God working out his promises to Abraham happened as Abraham continued to believe God. God will also work out his promises in the lives of those who live for him as they live for him.
But does that mean that God's plan is dependent on me? No – as God rescues his people he gives them the faith they need to follow him. While God's victory in my life must be lived out by me, in the end I cannot take credit for it. It is all God's kindness to me, his grace that saves.
In the O.T. covenant(s) we see a patient and merciful God who deeply desires to connect with his people. God shows great love in making a way for relationship and blessing.

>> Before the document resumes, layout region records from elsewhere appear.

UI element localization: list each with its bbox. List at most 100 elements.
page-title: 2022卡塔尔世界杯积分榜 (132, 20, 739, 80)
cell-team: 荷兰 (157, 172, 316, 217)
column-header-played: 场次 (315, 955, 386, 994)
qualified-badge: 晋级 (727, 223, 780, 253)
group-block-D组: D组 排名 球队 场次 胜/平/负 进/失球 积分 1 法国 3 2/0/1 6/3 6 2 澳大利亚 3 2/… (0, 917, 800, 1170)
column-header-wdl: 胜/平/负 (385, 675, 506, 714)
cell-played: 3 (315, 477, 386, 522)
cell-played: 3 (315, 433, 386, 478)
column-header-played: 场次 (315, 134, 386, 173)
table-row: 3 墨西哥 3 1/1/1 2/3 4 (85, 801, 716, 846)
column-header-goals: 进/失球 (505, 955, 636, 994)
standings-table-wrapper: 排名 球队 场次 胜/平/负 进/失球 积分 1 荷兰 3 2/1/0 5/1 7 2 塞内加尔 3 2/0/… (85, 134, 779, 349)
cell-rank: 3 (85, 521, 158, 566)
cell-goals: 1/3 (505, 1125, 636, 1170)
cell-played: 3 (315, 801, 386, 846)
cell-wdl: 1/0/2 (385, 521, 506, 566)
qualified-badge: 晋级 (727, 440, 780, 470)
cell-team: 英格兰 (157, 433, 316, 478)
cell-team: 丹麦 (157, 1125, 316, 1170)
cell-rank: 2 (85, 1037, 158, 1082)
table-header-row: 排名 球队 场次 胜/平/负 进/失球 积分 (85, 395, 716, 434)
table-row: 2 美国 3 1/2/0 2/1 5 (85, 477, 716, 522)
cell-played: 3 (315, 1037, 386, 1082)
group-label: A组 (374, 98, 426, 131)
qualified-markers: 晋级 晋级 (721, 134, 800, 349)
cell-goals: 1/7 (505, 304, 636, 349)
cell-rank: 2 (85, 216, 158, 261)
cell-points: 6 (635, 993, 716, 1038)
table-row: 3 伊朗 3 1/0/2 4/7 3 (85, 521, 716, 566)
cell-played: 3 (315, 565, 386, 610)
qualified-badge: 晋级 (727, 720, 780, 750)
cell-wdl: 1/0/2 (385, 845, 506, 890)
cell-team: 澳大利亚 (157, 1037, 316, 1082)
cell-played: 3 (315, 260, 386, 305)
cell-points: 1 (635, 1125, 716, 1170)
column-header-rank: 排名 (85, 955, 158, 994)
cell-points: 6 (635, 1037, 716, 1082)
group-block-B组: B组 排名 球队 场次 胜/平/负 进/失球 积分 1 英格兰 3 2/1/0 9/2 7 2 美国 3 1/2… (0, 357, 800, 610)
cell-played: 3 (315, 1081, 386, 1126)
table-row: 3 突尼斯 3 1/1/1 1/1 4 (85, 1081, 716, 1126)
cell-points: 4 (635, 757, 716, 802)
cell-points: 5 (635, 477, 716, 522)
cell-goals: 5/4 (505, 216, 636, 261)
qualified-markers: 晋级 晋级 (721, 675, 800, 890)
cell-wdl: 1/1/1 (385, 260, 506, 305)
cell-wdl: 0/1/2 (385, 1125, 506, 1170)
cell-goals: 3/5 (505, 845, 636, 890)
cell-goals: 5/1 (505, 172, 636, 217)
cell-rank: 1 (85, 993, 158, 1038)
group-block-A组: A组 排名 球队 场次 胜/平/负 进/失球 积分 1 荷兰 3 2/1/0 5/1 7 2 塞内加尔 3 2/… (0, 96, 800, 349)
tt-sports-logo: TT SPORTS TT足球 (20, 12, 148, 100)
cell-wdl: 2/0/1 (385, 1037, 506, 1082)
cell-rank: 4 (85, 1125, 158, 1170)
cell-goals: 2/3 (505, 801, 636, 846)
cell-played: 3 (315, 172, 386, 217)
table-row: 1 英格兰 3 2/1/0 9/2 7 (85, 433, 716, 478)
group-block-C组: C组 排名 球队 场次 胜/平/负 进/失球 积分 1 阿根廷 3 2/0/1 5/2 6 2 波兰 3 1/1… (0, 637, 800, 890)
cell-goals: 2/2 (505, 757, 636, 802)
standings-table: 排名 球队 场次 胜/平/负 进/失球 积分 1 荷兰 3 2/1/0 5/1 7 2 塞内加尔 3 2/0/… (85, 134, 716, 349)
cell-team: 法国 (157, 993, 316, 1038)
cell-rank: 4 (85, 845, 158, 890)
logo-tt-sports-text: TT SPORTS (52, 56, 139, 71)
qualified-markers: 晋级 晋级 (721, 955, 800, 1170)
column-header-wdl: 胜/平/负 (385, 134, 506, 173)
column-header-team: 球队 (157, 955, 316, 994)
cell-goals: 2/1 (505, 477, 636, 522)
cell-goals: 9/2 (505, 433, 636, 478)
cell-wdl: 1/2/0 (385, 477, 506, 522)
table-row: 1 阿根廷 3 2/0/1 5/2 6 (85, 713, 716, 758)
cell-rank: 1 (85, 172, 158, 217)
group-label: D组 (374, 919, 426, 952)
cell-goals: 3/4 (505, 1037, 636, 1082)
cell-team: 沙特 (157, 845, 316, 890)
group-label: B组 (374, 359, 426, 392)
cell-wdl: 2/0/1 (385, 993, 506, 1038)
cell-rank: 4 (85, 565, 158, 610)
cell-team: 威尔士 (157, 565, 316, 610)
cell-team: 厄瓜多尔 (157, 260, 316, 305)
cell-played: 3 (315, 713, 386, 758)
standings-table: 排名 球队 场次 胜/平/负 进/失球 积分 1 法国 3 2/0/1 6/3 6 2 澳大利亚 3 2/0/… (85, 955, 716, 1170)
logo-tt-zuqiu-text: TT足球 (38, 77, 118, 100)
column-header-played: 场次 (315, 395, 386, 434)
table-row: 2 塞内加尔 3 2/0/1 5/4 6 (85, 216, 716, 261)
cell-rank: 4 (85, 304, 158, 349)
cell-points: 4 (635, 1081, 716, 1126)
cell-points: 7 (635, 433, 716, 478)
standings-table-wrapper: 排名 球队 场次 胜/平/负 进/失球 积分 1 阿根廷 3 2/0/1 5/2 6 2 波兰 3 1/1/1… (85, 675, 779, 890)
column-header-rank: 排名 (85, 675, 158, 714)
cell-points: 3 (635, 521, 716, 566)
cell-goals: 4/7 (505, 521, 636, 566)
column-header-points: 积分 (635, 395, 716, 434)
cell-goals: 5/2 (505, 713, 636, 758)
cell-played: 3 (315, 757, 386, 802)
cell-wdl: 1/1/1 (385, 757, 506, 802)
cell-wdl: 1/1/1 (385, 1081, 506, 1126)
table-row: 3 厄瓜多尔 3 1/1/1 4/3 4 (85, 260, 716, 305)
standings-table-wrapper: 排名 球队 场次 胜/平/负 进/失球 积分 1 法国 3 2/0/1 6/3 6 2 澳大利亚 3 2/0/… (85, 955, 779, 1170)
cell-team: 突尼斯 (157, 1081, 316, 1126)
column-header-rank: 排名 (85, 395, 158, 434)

While God cannot overlook sin and could anyalate everyone, he tenderly shows his desire to bless and not curse, to give life and not death. God personaly reveals himself over and over again to those who might listen, “I have made a way!”
The Abrahamic Covenant is an amazing gift, but in its original form it doesn't really work – it asks too much from us – again we fail.
Isaiah 24:5 (NIV)
The earth is defiled by its people; they have disobeyed the laws, violated the statutes and broken the everlasting covenant.
With the death and resurrection of Jesus we finally have what we need for Abraham's covenant to reach its intended form. We now have someone who will keep the covenant for us – perfectly – that's why Jesus came. He succeeded where we cannot.
Some of you here may be living under a system that doesn't work – working for God's blessing. That's backwords – we live for God ONLY because he first loved us. Please don't put your faith in your ability to meet God's standards – you can't do it. Instead, put your faith in the One who can keep the covenant for you.
John 3:16 (NIV)
“For God so loved the world that he gave his one and only Son, that whoever believes in him shall not perish but have eternal life.”